The Rise of ETF Slop - The Rational Reminder Podcast Recap
Podcast: The Rational Reminder Podcast
Published: 2026-01-15
Duration: 1 hr 15 min
Summary
The episode highlights the increasing prevalence of actively managed ETFs that do not necessarily improve investor outcomes, a phenomenon described as 'ETF slop.' The hosts discuss how this trend undermines the original benefits of ETFs, such as low fees and sensible investing practices.
What Happened
In this episode, hosts Benjamin Felix, Dan Bordolotti, and Ben Wilson dive into the growing concern of what they term 'ETF slop.' As the number of ETFs continues to expand at an unprecedented rate, the hosts emphasize that many of these new products are actively managed and often designed more for marketing purposes than for enhancing investor outcomes. They point out that in the U.S., there are now more ETFs than individual stocks, a notable shift that reflects a market where financial product innovation is increasingly geared towards sales rather than genuine value for investors.
The discussion highlights that the traditional perception of ETFs as synonymous with low-cost index funds is rapidly changing. With the rise of actively managed ETFs, many investors might not realize that they are now faced with higher fees and complex strategies that do little to benefit them. The average management fee for newly launched U.S. ETFs in 2025 was 0.7%, and many funds exceeded 1%, bringing back the high-cost structure that ETFs initially sought to eliminate. The hosts emphasize that while active management isn't inherently bad, the vast majority of new actively managed ETFs are unlikely to serve the best interests of investors, leading to what they call the 'darkness' of high fees and poor performance.
Key Insights
- The ETF market is saturated with new products, many of which are actively managed and high-fee.
- There are now more ETFs than individual stocks in the U.S. market, indicating a significant shift in investment options.
- The perception that ETFs are inherently better than mutual funds is leading to misguided investment choices.

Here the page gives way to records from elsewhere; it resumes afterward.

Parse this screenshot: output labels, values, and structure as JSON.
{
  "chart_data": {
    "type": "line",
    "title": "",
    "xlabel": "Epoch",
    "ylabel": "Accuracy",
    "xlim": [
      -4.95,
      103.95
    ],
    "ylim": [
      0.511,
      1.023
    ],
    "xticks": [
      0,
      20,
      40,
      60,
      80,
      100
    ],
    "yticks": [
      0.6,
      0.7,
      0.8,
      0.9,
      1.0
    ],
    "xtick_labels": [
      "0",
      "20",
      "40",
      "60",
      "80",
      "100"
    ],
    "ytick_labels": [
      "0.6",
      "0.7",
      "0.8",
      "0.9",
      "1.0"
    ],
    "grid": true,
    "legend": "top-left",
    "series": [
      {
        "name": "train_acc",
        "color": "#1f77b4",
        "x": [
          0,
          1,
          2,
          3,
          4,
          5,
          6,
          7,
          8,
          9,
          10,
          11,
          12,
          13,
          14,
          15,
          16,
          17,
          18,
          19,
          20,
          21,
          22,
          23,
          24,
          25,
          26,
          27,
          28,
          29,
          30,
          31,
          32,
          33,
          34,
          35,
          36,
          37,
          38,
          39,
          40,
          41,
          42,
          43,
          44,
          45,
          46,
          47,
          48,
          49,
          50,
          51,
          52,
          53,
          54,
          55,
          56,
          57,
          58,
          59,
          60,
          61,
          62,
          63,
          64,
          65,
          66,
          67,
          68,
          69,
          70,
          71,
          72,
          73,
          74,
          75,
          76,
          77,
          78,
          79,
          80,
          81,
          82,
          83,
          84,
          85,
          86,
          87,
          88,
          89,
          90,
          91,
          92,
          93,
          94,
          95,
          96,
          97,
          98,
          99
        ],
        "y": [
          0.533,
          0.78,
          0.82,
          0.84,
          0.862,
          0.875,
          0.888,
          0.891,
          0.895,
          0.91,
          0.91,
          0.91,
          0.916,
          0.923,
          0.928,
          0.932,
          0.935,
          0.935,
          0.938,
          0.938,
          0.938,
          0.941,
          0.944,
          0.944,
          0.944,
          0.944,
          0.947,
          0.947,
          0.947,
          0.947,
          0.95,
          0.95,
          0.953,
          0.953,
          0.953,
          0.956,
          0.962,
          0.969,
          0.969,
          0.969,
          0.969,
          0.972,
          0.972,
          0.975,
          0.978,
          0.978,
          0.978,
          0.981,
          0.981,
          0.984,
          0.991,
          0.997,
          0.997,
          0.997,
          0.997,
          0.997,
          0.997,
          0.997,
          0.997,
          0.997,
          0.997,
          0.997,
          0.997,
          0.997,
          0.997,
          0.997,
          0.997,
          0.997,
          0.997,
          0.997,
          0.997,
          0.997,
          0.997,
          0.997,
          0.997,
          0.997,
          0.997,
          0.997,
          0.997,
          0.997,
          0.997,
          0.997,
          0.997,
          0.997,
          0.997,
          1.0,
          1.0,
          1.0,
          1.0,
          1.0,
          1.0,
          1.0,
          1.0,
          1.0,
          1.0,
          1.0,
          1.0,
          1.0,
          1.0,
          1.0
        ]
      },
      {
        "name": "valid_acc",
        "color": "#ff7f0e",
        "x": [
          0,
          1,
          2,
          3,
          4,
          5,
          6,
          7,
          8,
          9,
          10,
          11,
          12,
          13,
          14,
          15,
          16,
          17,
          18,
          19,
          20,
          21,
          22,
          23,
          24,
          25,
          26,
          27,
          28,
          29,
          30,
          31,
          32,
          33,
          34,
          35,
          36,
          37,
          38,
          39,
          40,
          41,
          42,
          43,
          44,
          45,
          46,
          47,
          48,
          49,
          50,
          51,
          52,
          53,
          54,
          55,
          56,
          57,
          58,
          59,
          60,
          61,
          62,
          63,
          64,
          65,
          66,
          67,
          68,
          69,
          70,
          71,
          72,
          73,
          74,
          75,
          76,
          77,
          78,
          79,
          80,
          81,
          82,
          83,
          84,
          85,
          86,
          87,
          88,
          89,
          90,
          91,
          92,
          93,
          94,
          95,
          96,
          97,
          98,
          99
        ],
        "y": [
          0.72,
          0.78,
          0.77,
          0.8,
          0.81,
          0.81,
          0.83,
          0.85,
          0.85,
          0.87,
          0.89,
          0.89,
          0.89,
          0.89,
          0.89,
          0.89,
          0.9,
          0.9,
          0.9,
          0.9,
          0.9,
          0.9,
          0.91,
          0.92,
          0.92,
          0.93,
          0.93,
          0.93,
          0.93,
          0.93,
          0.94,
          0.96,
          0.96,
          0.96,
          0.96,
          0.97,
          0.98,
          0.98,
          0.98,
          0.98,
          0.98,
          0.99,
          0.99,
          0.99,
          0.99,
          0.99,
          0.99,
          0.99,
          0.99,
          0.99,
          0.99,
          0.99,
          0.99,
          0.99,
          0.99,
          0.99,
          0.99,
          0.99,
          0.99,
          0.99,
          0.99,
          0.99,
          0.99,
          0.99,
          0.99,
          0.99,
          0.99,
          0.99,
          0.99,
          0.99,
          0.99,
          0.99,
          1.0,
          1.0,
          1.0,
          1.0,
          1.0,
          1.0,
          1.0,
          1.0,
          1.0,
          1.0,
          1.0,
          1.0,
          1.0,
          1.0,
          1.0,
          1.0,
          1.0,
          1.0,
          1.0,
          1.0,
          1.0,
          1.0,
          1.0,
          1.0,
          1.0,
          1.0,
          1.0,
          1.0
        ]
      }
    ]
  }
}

- Many new actively managed ETFs are designed more for marketing appeal than for improving investor outcomes.
Key Questions Answered
What is ETF slop?
The term 'ETF slop' refers to the phenomenon where many recently launched ETFs are engineered more for marketing purposes than for improving outcomes for investors. The hosts argue that this trend is problematic, as it reflects a shift away from the low-cost, sensible investing principles that originally made ETFs popular. In essence, ETF slop highlights the growing concern that the influx of new ETFs may not serve the best interests of investors.
How has the number of ETFs changed in recent years?
The podcast reveals that the number of ETFs has dramatically increased, with the U.S. market seeing more ETFs than individual stocks for the first time in history. Specifically, in 2025 alone, over 1,100 new ETFs were launched in the U.S., setting a record. In Canada, more than 300 new ETFs were introduced in the same year, showcasing a similar trend despite the smaller market size.
Are all actively managed ETFs bad?
While the hosts acknowledge that active management is not inherently bad, they caution that many of the newly launched actively managed ETFs employ complex strategies that are unlikely to benefit most investors. They stress that investors should be discerning, as many of these funds may charge high fees without delivering improved performance compared to traditional index funds.
What impact do high fees have on ETFs?
The episode discusses the concerning trend of rising fees within the ETF market, particularly the newly launched funds. The average management fee for U.S. ETFs launched in 2025 was 0.7%, which is comparable to typical actively managed mutual funds. This shift towards higher fees brings back the disadvantages that ETFs originally aimed to eliminate, such as high costs and poor performance.
Why do investors still trust ETFs over mutual funds?
The hosts explore the idea that ETFs have a 'halo effect,' where investors perceive them as superior to mutual funds. This perception leads many to overlook the potential downsides of new actively managed ETFs, which may share the same issues as traditional mutual funds. The distinction between the two is crucial, as many investors still associate ETFs with low fees and sensible investing, despite the emergence of high-fee active strategies.